If Barfly keeps improving at this rate, it’s more of a reason to insist we find a no-kill shelter. Practically speaking, he needs to go. People are more likely to remember a couple of people with a scruffy dog. More of a problem, Barfly makes me feel. Once that well opens, it will overflow. I have no idea what I’d do to Carl. At the back of the truck, I crank open a can of dog food and pour some bottled water into a shiny metal bowl.
Barfly and I are resettled in the truck at 8:36 A.M. when a pimply teenager drives up in a beat-up green Camry to unlock the store. The place doesn’t open until 9 but he waves me in after I show up at the door with my knees squeezed together, holding a magazine in front of my crotch.
I tell him I’m on a desperate early-morning hunt for tampons, which is part of the truth. He waits patiently at the register, where I figure he is also keeping a careful watch on the security screens as I roam the aisles.
My hair is tucked into the Hollywood, U.S.A. baseball cap Carl picked up at a gas station. My eyes are concealed behind a pair of pilot Ray-Bans. That’s really not so weird at 8:30 in the morning, because Texas sunrises are blinding, Texas hangovers a
re a bitch, and Texas women spend freely on good sunglasses.

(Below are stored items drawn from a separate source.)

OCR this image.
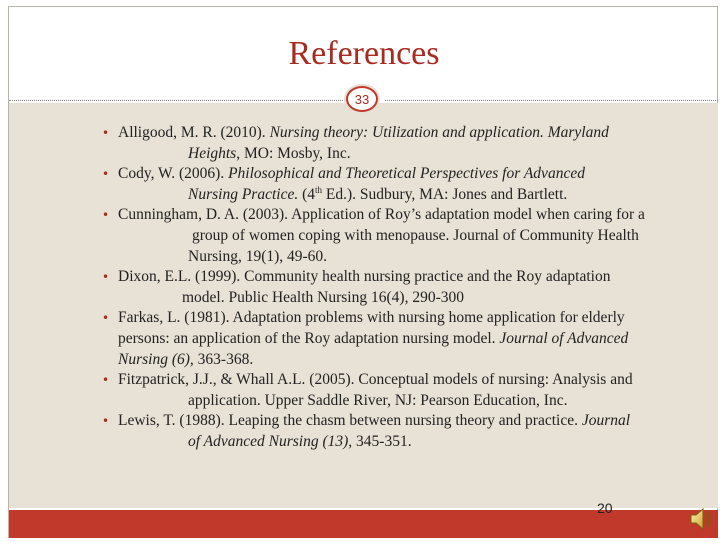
References
33
• Alligood, M. R. (2010). Nursing theory: Utilization and application. Maryland
Heights, MO: Mosby, Inc.
• Cody, W. (2006). Philosophical and Theoretical Perspectives for Advanced
Nursing Practice. (4th Ed.). Sudbury, MA: Jones and Bartlett.
• Cunningham, D. A. (2003). Application of Roy’s adaptation model when caring for a
group of women coping with menopause. Journal of Community Health
Nursing, 19(1), 49-60.
• Dixon, E.L. (1999). Community health nursing practice and the Roy adaptation
model. Public Health Nursing 16(4), 290-300
• Farkas, L. (1981). Adaptation problems with nursing home application for elderly
persons: an application of the Roy adaptation nursing model. Journal of Advanced
Nursing (6), 363-368.
• Fitzpatrick, J.J., & Whall A.L. (2005). Conceptual models of nursing: Analysis and
application. Upper Saddle River, NJ: Pearson Education, Inc.
• Lewis, T. (1988). Leaping the chasm between nursing theory and practice. Journal
of Advanced Nursing (13), 345-351.
20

They’re out of tampons. When I show up at the register with my basket of goodies, he seems disinterested in what I do purchase: four mini-packages of powdered-sugar donuts, two single-serving-size milks, a twenty-count box of quart-size Ziploc freezer bags, and three different shades of hair dye. It had occurred to me on Aisle Three that I shouldn’t be advertising to the dollar store cameras that I might be going blond next, so I bought a variety pack.
Carl is wide-awake when I get back to the truck.
“Everything you buy at the dollar store causes cancer,” he announces as I open the door.
I fling him a package of donuts, followed by the box of Ziplocs. He catches both, one at a time, like someone who knows how to catch.
“You remembered. Thank you.” He seems genuinely touched that I bought him the plastic bags he requested for his gold-panning enterprise.
“Where we headed?” He’s tearing open the donuts.
“Houston,” I say. “Then Galveston.”
“Which one did I kill there? Is this your last dot? Are you running out?” The powdered sugar has dusted his lips and chin.
“Violet,” I say, while the ocean drums in my ears.
26
Carl and I funnel into the fast, smoky churn of Houston.
The traffic feels gritty and forgetful of Harvey, of the deep rivers that raged on the highways, swallowed homes, and churned up heroes who transformed Houston into one of the bravest, most famous cities in the world.
Ahead, the skyline stands untouched, no holes, no missing towers. The dark clouds scudding outside the windshield are the only reminder that everything is on a timer.